With all the buzz, hype and touted benefits of meditation, we often think it’s supposed to be something big, maybe complicated and possibly difficult to access. The basic tenet of meditation is simply listening to what’s going on inside instead of outside.

Yoga and meditation expert Dina Lang likened meditation to being on a rafting trip at the Hyatt Training lecture on May 7. When you fall out of the boat, you float on your back, arms in, relaxed with knees up ready to bounce off of any rocks coming your way. Once you pass said rock, you don’t think about it again because all your attention has turned to what’s coming next. You are fully in the moment, aware and not thinking about anything except the present.

Benefits of meditation

  • Improved brain function. Specifically, MRI brain scans taken before and after a meditation research study showed increased gray matter in the hippocampus (important for learning and memory). The scans also showed a reduction in gray matter in the amygdala (connected to anxiety and stress).
  • Improved heart health. In 2009 the American Heart Association found that high-risk coronary patients cut their risk of heart attacks, strokes and even death in half by doing 20 minutes of daily meditation. The study also found a significant reduction in blood pressure among regular meditators.
  • Lasting effects. A meditation practice has a cumulative effect, creating cellular impressions in our body each time we meditate. Like the rings of a tree, those impressions are always there. Each time we meditate we build on those initial impressions, no matter how much time has passed.

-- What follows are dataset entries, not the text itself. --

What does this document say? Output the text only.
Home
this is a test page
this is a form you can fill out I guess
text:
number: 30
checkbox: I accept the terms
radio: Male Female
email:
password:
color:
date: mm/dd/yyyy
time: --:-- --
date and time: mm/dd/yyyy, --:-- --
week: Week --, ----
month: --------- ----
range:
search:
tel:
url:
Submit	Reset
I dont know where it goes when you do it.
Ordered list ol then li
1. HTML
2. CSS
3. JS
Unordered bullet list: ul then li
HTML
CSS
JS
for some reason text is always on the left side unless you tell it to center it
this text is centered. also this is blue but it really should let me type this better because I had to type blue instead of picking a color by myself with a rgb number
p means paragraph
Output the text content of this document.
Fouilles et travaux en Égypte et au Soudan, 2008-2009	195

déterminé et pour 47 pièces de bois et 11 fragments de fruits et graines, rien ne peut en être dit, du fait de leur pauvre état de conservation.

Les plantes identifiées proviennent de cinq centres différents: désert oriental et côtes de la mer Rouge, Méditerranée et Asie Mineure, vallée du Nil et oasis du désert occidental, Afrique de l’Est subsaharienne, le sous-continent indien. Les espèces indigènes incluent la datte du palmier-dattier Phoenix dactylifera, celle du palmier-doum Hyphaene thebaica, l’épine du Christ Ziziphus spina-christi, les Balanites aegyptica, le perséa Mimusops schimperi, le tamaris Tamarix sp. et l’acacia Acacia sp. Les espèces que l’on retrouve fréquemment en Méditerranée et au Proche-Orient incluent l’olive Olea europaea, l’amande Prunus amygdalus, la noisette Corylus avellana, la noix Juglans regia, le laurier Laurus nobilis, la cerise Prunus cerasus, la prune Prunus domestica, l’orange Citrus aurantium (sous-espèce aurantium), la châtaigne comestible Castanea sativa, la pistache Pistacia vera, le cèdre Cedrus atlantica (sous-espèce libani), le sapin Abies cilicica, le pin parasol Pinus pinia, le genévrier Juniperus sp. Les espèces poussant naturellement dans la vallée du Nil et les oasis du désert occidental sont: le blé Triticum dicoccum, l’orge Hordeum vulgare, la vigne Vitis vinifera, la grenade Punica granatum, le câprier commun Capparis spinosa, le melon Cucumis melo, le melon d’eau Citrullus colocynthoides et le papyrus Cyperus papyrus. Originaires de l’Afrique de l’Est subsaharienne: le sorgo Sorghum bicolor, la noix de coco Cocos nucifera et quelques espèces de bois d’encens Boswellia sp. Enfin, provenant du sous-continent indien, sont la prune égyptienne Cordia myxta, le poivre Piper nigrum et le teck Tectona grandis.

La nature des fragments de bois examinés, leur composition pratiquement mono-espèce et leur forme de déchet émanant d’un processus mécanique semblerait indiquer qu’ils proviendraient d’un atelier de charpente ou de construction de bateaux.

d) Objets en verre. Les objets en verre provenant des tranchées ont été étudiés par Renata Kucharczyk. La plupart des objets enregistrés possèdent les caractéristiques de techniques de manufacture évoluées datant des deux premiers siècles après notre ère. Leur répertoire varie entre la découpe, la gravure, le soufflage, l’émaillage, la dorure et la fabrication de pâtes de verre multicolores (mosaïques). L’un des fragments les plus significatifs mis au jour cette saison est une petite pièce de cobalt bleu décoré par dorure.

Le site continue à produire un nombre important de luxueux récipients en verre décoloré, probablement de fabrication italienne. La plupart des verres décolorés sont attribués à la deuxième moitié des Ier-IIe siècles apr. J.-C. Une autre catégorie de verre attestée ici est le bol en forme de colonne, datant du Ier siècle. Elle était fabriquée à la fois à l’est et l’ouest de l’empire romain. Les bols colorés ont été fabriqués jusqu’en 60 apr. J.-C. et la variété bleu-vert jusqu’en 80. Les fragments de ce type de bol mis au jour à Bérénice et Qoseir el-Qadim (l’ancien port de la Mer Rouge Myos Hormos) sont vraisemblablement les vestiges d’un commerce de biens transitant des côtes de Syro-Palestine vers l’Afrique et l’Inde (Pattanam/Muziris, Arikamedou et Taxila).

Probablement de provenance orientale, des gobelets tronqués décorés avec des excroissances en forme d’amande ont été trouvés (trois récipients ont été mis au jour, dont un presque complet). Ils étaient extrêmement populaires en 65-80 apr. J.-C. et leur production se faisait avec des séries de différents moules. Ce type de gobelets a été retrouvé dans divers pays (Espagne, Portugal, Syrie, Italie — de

Meditation basics: Some tips

  • The only wrong way to meditate is not to try.
  • Sit somewhere that is natural and comfortable. This might be a chair or the floor, but it doesn’t have to be (and for most people it shouldn’t be) lotus pose.
  • Place your hands where they feel natural. Palms up is generally used to tune to the outside; palms down is generally used to tune in to yourself.
  • Start with five-minute sessions.
  • Create a true habit by doing it at around the same time every day.
  • Set an intention. Energy flows where your attention goes. Make it positive: “I will do …”, rather than negative “I won’t …”.